Autant j’aurais tendance à être plutôt d’accord avec vous sur un certain nombre de diagnostics que vous posez (pour dire les choses brutalement, nous avons en commun un certain nombre d’aversions), autant il me semble que votre propos pose des problèmes de terminologie et de chronologie qu’il gagnerait à résoudre pour gagner en pertinence. Il faudrait en effet procéder à un certain nombre de distinctions.
Le concept de « système tridentin » tel que vous l’employez ne me paraît pas entièrement heureux. Sur le plan dévotionnel, par exemple, il me semble que la rupture se situe plutôt au XIXe siècle, après que le choc de la Révolution et de la sécularisation a entraîné une modification très nette du système ecclésial hérité de Trente et de la Contre-Réforme. Les effets différés de cette rupture provoquée un demi-siècle plus tôt par l’explosion révolutionnaire arrivent à mon avis à maturité sous le pontificat de Pie IX, alors qu’à bien des égards Grégoire XVI était encore un pape de l’ancien monde. Yvon Tranvouez parlait de paradigme mennaisien : ce concept, s’il concerne surtout le mouvement catholique et a par conséquent des limites, me paraît à bien des égards plus juste.
On pourrait toujours dire qu’il ne s’agit que d’une nouvelle étape dans l’évolution du « système tridentin » : pourquoi pas, mais il me semble que la mutation est plus radicale, de nature et non seulement de degré.
De plus, il me semble qu’il faut formuler quelques autres distinctions.
Il faut distinguer ce qui est en soi un dévoiement, et ce qui le devient par l’abus qu’on en fait ou par le changement des circonstances. Il me semble que c’est particulièrement vrai en ce qui concerne le système dévotionnel dont vous soulignez avec raison les limites et les dangers. Après tout, ce système a pour fond originel les formes traditionnelles de la religion populaire, de très loin antérieures à la « révolution dévotionnelle » du XIXe siècle et même à la Réforme tridentine ; et du reste les fruits de la révolution dévotionnelle sont bien loin d’être entièrement mauvais : la révolution dévotionnelle a recatholicisé l’Irlande et contribué de manière décisive à la structuration de la nouvelle catholicité américaine. Si les fruits sont aujourd’hui en grande partie pourris, cela n’est pas nécessairement parce que l’arbre est mauvais, mais parce qu’ils se sont gâtés par l’effet du temps ou des circonstances. On a pu, par exemple, s’enfermer dans des dévotions particulières, comme certains s’enferment doctrinalement dans des controverses particulières : c’est ce que j’appelle la religion des premiers vendredis du mois, et il en résulte une perte de la doctrine ou de la dévotion tout court parce que la religion cesse alors d’avoir Dieu pour centre : ce qui ne signifie pourtant pas qu’il ne soit pas nécessaire de soutenir ces controverses particulières lorsque la doctrine est attaquée, ou que telle dévotion ne puisse être utile pour l’avancement dans la vie intérieure. Tout est question d’équilibre.

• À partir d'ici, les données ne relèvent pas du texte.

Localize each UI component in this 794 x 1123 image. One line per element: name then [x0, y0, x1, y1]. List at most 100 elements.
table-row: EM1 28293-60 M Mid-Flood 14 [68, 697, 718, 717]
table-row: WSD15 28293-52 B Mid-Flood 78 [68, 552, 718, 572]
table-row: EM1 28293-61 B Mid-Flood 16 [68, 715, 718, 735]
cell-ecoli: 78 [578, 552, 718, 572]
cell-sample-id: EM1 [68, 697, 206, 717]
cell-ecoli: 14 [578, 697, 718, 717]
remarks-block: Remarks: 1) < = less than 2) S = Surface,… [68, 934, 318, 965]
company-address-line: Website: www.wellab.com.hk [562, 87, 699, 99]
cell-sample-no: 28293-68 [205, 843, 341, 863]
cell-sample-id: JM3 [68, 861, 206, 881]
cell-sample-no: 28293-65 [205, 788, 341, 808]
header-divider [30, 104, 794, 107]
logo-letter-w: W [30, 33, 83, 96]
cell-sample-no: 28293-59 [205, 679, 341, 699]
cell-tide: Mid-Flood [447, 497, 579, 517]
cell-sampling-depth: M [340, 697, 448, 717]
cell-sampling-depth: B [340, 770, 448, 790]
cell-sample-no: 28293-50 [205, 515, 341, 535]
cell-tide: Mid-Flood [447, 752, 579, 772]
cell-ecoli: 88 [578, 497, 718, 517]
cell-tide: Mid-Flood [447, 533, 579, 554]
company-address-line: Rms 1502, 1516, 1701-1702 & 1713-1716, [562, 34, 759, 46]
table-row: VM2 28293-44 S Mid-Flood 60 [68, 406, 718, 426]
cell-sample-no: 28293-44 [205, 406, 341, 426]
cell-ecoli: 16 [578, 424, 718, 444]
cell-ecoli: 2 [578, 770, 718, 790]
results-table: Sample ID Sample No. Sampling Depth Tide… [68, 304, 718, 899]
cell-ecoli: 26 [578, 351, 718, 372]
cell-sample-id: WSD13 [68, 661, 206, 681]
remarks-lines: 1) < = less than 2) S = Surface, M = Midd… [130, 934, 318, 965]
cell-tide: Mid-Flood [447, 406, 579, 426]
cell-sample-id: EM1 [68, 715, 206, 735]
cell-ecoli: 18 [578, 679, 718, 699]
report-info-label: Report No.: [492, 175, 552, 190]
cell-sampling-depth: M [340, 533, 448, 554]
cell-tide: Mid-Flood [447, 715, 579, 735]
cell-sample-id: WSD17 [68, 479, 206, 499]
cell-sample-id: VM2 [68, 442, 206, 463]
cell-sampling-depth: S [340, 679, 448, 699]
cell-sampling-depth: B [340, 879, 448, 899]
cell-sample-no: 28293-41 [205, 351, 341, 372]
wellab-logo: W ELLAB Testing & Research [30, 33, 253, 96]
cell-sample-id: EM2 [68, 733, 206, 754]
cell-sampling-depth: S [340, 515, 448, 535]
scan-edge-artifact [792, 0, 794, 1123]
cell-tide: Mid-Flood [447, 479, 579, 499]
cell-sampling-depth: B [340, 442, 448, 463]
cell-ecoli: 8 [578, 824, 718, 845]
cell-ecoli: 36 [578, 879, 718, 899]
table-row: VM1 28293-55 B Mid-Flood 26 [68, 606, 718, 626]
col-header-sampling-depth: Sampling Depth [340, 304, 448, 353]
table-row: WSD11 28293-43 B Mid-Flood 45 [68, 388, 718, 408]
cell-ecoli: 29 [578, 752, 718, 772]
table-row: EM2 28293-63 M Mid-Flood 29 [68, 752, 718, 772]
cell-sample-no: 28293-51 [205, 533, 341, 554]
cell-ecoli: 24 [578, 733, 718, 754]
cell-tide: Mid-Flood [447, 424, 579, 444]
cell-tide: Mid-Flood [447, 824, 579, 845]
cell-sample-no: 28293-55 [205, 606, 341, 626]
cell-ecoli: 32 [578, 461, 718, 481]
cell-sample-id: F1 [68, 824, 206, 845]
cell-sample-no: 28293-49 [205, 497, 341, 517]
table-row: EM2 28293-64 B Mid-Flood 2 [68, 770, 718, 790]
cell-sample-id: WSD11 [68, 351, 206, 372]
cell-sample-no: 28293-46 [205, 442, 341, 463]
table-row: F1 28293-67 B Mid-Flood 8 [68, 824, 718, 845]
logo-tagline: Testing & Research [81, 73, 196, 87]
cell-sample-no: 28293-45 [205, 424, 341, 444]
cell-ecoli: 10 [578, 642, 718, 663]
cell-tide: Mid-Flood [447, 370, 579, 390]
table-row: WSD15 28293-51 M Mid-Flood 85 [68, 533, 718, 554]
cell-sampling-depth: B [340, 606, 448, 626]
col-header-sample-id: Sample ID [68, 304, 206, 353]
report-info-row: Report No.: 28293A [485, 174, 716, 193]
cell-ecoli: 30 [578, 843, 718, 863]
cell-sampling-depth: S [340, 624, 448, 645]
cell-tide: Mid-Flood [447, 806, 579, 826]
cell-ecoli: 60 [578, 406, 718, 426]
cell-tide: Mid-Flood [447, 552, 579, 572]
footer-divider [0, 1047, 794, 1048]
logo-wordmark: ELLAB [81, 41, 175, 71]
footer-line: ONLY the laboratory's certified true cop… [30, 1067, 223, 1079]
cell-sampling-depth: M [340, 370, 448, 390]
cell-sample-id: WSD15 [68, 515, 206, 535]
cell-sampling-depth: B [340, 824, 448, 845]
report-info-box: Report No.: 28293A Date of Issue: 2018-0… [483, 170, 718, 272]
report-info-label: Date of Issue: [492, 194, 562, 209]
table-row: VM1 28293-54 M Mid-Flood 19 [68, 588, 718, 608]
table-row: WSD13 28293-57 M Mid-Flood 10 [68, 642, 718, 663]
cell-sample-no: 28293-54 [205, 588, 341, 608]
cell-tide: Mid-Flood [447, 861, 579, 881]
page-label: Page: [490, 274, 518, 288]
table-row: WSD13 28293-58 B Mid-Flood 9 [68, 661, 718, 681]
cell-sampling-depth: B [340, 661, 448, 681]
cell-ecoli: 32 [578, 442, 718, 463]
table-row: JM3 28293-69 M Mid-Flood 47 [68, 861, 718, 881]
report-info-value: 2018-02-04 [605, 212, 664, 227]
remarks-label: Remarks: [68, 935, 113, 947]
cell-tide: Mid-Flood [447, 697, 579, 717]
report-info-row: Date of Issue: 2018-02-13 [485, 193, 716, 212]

C’est ici que le changement des temps joue un rôle décisif. Prenez par exemple le catholicisme dévotionnel tel qu’il s’est installé en France au XIXe siècle, c’est-à-dire dans une version particulièrement caricaturale de sentimentalisme sucré. Ma sensibilité de vieux gallican de l’ancienne France se cabre devant cette piété ultramontaine et dégoulinante. Pour autant, cette forme de religion est-elle la cause de la déchristianisation ou de l’effondrement intérieur de la foi ? Non, ou alors secondairement, par l’abus qu’on en a fait. Cette forme de piété s’explique, elle était même à bien des égards inévitable, dans le contexte sociologique du catholicisme français du temps. Dans nombre de diocèses, dès la monarchie de Juillet, la pratique masculine dans les campagnes ne dépasse pas 5 à 10% (3% dans le diocèse d’Orléans au minimum du siècle, d’après Christiane Marcilhacy). La grande masse des pratiquants est alors formée d’enfants et surtout de femmes. On a donc inévitablement favorisé des formes de dévotion conformes à la sensibilité féminine du temps. Mais c’est un effet plutôt qu’une cause de la déchristianisation masculine, à mon sens. Il y a du reste très longtemps que le problème a été identifié (Mgr Dupanloup en parle, par exemple), et très souvent les remèdes ont été pires que le mal : l’Action catholique, par exemple, s’était fait dès les années 1920 une spécialité de la dénonciation des dévotions « féminines ». On a vu les résultats.
J’ai déjà été trop long et je vous prie de m’en excuser ; mais je pense que l’examen de ces problèmes réclame aujourd’hui comme hier beaucoup de nuances.